Scotusnerd wrote:Yeah, there's a pretty simple way to tell, actually. And free!
Start reading the decisions. See if you like it, or if any particular area of law interests you. See if you can understand what they're talking about. Buy a law dictionary or find a free, online version and figure out the latin phrases and terminology.
If the Supreme Court is too much of a pain in the ass, check out your local state supreme court instead, whatever it's called. Learn about your judicial system and figure out which one is the top dog.
If you think you want to be like law and order and go all prosecutor/defense attorney, I have an easy way to tell that as well.
Go watch guilty pleas at your local courthouse for two or three days. No, not trials, because those happen maybe a few times a year, if you're lucky. Guilty pleas. Talk to a PD or a prosecutor and see if you can't ask them some questions about their job. See if you can stand them personally.
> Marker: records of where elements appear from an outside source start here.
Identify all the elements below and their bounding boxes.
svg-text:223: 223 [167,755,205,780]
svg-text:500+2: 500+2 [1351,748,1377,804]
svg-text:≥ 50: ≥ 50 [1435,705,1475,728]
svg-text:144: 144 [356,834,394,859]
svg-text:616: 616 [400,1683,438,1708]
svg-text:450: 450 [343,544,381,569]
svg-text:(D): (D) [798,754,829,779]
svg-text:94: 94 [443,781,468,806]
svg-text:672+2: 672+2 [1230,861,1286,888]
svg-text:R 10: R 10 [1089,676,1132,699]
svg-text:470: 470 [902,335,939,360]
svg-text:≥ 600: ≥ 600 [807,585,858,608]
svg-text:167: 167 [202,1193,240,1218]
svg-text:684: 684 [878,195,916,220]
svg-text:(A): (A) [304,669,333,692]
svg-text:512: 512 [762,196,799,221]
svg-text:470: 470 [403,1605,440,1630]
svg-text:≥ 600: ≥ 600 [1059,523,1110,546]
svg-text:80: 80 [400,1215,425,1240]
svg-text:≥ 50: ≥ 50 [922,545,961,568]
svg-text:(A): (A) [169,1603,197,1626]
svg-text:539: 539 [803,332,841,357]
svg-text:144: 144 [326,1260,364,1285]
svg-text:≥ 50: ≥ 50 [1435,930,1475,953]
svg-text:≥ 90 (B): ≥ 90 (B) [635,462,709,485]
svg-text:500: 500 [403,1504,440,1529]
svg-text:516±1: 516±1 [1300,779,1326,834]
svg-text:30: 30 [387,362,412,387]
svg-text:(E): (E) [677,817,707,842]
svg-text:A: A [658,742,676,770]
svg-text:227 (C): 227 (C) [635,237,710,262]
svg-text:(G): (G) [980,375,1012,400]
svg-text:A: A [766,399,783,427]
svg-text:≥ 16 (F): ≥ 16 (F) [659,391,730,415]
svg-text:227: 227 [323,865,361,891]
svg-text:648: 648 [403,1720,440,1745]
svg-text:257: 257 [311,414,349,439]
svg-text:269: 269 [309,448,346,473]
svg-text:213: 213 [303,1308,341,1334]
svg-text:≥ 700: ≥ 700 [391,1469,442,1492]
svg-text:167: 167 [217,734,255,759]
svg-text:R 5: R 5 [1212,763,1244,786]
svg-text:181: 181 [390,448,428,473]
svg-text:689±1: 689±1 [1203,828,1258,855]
Basically, at the end of the day, lawyers make their money doing very boring shit that no one else wants to do. If you are (mildly) interested in doing said boring shit, then you should go to law school. If you can't stand said boring shit, then you should probably find another career. The job market is too competitive to justify going to law school for any reason other than 'I enjoy doing this.'
No. Not at all.
I know a girl who worked as a paralegal for sometime before law school. She absolutely loves legal work and she probably reads opinions for fun. But she did terribly in law school and, as far as I know, she doesn't have a legal job. Obviously, it's not something that could have been predicted before she started law school, but I just want to make clear that loving what you do won't make you more successful at it. At the same time there's a guy from my 1L class who is here because his parents are forcing him to go to law school. He clearly does not give a fuck about anything, and yet he's doing great because he's some kind of law school genius. Being able to spot issues on an exam has no relation to your love of the law.